116 Marbury v. Madison, 5 U.S. 137, 147 (1803).
117 Gill, 138 S. Ct. at 1934 (“A plaintiff’s remedy must be tailored to redress the plaintiff’s particular injury.”) (citing Cuno, 547 U.S. at 353).

118 Curiously, Plaintiffs now claim that they seek only to enjoin certification of the presidential election results. Doc. 183 at 1. They suggest that their requested relief would thus not interfere with other election results in the state. But even if it were logically possible to hold Pennsylvania’s electoral system both constitutional and unconstitutional at the same time, the Court would not do so.
119 Heckler v. Matthews, 465 U.S. 728, 740 (1984) (internal citations omitted).
120 Id. at 741; Califano v. Westcott, 443 U.S. 76, 90-91 (1979).
121 E.g., Sessions v. Morales-Santana, 137 S. Ct. 1678, 1701 (2017).
122 Id. (internal citations omitted).
123 See Palmer v. Thompson, 403 U.S. 217, 226-27 (1971) (addressing whether a city’s decision to close pools to remedy racial discrimination violated the Thirteenth Amendment); see also Reynolds, 377 U.S. at 554 (citing Mosley, 238 U.S. at 383).

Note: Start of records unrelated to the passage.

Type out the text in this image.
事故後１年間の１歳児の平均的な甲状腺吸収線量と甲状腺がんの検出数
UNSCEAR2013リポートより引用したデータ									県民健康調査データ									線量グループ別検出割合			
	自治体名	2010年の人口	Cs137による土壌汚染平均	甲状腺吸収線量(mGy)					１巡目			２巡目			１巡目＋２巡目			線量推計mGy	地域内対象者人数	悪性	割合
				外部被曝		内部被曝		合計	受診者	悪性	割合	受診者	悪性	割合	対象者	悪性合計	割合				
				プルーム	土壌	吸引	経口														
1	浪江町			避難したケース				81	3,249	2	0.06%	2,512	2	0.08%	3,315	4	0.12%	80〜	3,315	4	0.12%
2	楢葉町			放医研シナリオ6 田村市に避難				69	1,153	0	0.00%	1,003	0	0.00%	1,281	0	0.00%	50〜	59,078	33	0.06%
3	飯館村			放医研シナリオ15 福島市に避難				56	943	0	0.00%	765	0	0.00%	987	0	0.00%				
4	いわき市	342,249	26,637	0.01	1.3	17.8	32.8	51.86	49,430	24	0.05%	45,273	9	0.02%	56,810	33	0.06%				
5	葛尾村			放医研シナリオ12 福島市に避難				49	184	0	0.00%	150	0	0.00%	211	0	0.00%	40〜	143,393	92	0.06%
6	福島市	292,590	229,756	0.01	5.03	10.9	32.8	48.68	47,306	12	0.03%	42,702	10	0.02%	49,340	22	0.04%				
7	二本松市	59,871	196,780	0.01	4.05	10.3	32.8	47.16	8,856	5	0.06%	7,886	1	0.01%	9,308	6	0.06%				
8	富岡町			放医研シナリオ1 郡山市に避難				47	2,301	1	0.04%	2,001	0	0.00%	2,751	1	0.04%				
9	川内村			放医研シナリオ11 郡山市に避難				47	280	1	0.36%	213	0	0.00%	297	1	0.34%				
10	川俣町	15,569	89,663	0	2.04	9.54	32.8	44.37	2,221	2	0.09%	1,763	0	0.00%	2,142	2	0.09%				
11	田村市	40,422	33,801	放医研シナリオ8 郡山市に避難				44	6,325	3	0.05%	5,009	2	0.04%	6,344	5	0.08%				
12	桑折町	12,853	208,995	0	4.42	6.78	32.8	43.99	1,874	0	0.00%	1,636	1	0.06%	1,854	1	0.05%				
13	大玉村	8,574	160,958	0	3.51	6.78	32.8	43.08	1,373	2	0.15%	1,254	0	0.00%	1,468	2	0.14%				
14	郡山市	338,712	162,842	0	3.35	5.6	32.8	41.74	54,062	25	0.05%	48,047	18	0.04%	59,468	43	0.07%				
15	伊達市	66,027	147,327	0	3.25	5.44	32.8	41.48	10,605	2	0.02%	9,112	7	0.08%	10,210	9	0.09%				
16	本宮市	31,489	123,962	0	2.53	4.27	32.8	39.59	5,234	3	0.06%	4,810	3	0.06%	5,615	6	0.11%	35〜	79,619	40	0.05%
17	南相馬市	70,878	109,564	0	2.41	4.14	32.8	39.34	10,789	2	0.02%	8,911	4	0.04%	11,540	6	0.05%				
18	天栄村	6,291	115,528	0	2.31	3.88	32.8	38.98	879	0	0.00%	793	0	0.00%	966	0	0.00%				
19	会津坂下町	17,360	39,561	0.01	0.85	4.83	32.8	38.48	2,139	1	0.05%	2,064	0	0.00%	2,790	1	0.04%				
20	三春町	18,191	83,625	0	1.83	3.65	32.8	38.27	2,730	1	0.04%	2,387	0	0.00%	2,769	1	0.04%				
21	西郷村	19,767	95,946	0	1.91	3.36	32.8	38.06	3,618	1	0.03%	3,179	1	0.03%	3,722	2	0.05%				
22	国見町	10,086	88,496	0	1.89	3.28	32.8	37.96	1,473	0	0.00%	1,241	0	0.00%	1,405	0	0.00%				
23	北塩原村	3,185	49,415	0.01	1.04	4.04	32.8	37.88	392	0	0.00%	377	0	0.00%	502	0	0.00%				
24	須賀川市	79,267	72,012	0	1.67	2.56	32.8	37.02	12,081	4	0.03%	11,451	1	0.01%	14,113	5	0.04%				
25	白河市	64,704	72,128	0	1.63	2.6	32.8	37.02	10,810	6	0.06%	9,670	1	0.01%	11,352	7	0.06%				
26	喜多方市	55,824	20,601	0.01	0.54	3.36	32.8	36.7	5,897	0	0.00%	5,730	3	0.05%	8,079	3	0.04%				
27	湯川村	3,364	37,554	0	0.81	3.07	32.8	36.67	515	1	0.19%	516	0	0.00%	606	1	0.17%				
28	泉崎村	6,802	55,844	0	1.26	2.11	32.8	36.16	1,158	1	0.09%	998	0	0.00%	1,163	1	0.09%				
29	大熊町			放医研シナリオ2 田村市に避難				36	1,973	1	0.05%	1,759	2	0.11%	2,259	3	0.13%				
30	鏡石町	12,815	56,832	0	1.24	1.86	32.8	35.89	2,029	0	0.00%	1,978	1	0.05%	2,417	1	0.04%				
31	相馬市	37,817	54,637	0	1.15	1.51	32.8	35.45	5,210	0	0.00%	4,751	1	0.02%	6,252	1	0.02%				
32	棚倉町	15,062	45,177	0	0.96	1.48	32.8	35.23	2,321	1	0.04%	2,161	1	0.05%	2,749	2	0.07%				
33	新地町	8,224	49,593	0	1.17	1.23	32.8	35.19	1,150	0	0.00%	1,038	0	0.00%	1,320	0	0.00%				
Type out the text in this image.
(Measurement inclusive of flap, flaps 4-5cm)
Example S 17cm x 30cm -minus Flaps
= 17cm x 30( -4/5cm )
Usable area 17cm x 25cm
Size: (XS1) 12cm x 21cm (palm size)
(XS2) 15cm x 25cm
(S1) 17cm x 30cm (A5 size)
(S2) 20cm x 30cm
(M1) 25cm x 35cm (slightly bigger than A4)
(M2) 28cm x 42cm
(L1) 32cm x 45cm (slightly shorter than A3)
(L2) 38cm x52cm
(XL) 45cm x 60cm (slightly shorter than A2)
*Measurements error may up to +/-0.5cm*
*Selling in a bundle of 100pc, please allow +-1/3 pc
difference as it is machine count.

However, it should be noted that Justice Ginsburg in Morales-Santana rejects this focus on particularized individual injury.  Even though that is the longstanding standard of standing, redressability, and remedies.  And what I, and other Remedies and Constitutional Law Scholars argued was the correct standard.   Instead, she finds that a equal protection remedy is sufficient if it corrects the unconstitutional government action.